Las reliquias de los mártires, tan importantes en la Alta Edad Media, pasan a competir en protagonismo con Cristo o la Virgen en la escultura de las portadas románicas
En la Alta Edad Media, la creación de monasterios fue ligada al depósito en el lugar más sagrado de las reliquias de los santos. Restos de huesos, cabello, extremidades… cualquier elemento era indispensable para poder atraer la visita de los peregrinos, obtener sus donativos y garantizar la vida en la comunidad. Del magnetismo de las reliquias habla la escritora Nuria Esponella en «Tras los muros», una novela que ayuda a entender la vida monacal de hace tantos siglos y la necesidad de ser visitados por los fieles, un trabajo que recrea la actividad del monasterio de San Pedro de Rodas (Gerona).
Sin embargo, aunque los santos habían ejercido un papel secundario en los primeros siglos de la Edad Media frente a la omnipotencia de Cristo, la Virgen y los apóstoles, un cambio fundamental llegará en el siglo XII. Los santos, sus reliquias, se convierten en piedra en la escultura de los templos. Hasta la fecha, dichas imágenes solo habían servido para «señalar la protección que los titulares de los edificios ejercían, no solo sobre su santuario sino, por extensión, sobre todo aquel que se acercase a sus umbrales», advierte la profesora Marta Poza Yagüe en su libro «Portadas románicas de Castilla y León».
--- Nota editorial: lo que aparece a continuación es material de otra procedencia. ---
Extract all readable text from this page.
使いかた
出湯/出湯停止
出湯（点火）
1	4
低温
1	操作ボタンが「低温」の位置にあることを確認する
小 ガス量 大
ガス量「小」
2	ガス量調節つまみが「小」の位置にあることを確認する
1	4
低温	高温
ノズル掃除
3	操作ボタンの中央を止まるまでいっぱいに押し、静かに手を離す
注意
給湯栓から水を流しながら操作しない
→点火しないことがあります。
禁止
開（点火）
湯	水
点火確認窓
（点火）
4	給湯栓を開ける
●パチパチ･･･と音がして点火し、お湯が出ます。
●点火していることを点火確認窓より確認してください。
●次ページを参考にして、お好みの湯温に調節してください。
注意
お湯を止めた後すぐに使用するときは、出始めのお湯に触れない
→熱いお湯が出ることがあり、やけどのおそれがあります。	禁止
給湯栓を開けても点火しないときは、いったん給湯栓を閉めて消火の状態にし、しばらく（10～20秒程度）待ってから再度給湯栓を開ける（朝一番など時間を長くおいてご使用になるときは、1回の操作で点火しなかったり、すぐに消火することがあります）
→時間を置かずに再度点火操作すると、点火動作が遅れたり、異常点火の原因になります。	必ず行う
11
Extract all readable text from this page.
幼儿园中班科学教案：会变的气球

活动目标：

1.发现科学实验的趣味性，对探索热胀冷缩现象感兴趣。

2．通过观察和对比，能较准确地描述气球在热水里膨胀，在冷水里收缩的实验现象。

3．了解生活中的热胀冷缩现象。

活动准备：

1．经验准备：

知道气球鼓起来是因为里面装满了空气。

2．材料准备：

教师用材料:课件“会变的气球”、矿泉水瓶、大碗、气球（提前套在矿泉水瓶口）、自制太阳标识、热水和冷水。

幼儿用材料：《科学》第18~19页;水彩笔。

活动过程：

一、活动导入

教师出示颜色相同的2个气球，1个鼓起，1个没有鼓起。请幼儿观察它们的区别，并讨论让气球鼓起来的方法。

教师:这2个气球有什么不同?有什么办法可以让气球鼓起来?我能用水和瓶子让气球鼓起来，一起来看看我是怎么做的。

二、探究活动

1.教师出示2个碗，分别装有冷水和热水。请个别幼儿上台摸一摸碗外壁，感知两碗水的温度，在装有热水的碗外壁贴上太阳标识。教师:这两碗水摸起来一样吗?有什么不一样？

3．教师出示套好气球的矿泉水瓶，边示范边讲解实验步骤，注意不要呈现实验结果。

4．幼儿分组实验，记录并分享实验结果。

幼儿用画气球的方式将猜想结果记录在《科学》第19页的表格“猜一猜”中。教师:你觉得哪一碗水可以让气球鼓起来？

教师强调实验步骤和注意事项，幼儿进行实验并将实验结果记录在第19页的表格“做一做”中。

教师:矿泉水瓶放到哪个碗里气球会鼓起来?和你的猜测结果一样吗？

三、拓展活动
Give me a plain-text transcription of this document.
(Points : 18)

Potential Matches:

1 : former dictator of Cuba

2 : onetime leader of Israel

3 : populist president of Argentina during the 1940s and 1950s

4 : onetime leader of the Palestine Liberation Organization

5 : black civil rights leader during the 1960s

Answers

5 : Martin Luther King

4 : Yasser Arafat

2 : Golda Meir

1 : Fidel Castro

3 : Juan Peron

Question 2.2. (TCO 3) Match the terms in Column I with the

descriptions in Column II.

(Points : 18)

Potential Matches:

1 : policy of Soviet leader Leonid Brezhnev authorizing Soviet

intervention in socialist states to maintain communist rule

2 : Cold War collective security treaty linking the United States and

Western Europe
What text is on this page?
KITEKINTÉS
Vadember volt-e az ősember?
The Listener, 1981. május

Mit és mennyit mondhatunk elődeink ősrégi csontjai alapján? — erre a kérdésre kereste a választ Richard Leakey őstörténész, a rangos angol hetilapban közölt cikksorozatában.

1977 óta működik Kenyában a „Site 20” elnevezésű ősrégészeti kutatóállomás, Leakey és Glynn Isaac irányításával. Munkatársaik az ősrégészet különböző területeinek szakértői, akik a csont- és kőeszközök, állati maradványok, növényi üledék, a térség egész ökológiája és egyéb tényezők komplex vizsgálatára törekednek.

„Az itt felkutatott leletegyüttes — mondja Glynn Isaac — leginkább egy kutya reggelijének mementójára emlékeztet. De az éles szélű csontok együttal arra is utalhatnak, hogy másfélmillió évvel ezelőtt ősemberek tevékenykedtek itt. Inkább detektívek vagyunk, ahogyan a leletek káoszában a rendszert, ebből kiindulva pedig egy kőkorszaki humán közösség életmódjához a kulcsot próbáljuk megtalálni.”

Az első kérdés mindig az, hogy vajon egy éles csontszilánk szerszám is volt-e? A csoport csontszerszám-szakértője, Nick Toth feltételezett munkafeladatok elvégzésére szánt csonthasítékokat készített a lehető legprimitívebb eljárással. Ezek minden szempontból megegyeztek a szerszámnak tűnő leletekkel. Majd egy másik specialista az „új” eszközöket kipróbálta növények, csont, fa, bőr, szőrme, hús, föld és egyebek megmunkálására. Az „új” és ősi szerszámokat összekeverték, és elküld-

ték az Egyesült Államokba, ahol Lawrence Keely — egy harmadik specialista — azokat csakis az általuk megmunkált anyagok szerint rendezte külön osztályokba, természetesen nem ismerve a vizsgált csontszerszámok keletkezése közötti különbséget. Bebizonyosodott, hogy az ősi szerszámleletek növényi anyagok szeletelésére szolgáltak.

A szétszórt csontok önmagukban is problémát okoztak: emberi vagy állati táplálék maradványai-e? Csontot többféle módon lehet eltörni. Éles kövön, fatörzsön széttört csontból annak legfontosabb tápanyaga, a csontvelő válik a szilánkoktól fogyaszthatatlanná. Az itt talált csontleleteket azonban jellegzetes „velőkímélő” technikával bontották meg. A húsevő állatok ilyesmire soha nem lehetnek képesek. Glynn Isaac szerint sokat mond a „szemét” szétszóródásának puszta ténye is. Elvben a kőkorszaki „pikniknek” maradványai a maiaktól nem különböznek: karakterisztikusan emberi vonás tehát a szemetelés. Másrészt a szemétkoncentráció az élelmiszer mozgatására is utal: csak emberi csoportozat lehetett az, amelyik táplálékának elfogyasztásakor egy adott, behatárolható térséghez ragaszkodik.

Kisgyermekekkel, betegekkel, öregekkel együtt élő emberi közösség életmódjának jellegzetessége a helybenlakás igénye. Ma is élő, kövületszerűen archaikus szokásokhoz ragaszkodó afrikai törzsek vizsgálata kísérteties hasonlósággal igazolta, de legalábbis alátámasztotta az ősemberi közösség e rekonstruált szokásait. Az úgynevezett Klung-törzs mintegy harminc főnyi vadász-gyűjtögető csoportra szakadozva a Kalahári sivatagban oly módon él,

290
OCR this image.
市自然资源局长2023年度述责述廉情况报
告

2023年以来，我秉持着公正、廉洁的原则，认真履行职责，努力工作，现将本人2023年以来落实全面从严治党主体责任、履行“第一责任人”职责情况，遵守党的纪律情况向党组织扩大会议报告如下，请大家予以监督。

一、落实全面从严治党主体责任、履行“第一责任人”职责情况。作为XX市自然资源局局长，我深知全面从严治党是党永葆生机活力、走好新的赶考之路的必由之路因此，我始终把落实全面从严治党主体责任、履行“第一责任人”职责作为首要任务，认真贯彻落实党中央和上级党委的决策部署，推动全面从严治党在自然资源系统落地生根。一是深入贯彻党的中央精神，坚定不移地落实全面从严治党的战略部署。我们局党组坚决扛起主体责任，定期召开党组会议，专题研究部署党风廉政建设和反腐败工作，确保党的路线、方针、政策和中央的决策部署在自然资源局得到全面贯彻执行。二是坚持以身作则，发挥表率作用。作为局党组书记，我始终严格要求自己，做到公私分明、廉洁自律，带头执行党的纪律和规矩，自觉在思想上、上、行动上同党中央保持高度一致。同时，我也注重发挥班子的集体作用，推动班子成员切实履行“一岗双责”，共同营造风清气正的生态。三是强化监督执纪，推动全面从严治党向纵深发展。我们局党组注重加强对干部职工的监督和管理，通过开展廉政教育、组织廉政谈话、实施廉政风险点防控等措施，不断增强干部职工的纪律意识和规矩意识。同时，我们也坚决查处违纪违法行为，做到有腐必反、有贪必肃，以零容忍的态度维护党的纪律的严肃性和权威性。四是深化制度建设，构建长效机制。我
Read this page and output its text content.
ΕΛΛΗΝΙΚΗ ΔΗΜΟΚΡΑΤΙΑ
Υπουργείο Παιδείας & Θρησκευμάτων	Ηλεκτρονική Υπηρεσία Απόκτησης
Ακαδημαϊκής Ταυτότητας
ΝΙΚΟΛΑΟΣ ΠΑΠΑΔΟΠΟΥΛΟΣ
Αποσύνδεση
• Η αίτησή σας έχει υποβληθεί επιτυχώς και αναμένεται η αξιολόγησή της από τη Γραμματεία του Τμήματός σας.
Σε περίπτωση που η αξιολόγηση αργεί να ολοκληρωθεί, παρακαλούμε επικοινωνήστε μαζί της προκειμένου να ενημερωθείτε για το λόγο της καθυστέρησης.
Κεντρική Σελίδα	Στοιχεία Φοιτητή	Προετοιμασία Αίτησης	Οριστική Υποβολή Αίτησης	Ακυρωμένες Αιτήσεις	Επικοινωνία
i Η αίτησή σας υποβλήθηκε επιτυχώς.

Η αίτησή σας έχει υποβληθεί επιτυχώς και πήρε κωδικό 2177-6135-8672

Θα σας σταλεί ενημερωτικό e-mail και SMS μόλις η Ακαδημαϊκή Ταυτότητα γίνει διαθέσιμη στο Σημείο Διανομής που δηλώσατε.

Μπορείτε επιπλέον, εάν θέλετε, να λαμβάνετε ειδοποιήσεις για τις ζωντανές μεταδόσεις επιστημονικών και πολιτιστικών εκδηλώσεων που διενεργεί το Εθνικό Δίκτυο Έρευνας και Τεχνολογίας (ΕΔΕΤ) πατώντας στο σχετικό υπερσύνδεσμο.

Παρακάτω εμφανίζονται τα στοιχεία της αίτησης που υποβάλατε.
A partir de entonces, dichos iconos pasan a ejercer dos papeles: uno publicitario, para atraer a un mayor número de fieles, y otro ejemplarizante, puesto que los santos se convierten en modelo de conducta humana al ser hombres y mujeres corrientes que han subido a los altares por su forma de actuar.
El auge de los santos, de los mártires, se convierte en algo imparable ya. Al punto que llegan a disputar un espacio crucial en el templo: los «preferidos» en muchos casos ya no son Cristo, la Virgen o los apóstoles, sino que los santos pasan a gobernar el tímpano de las portadas.
Es decir, que las reliquias se han «petrificado» y ahora los fieles pueden verlos en lugares de privilegio. Y no solo los «clientes» habituales de los templos, sino también todo aquel que quiera acercarse a observarlos.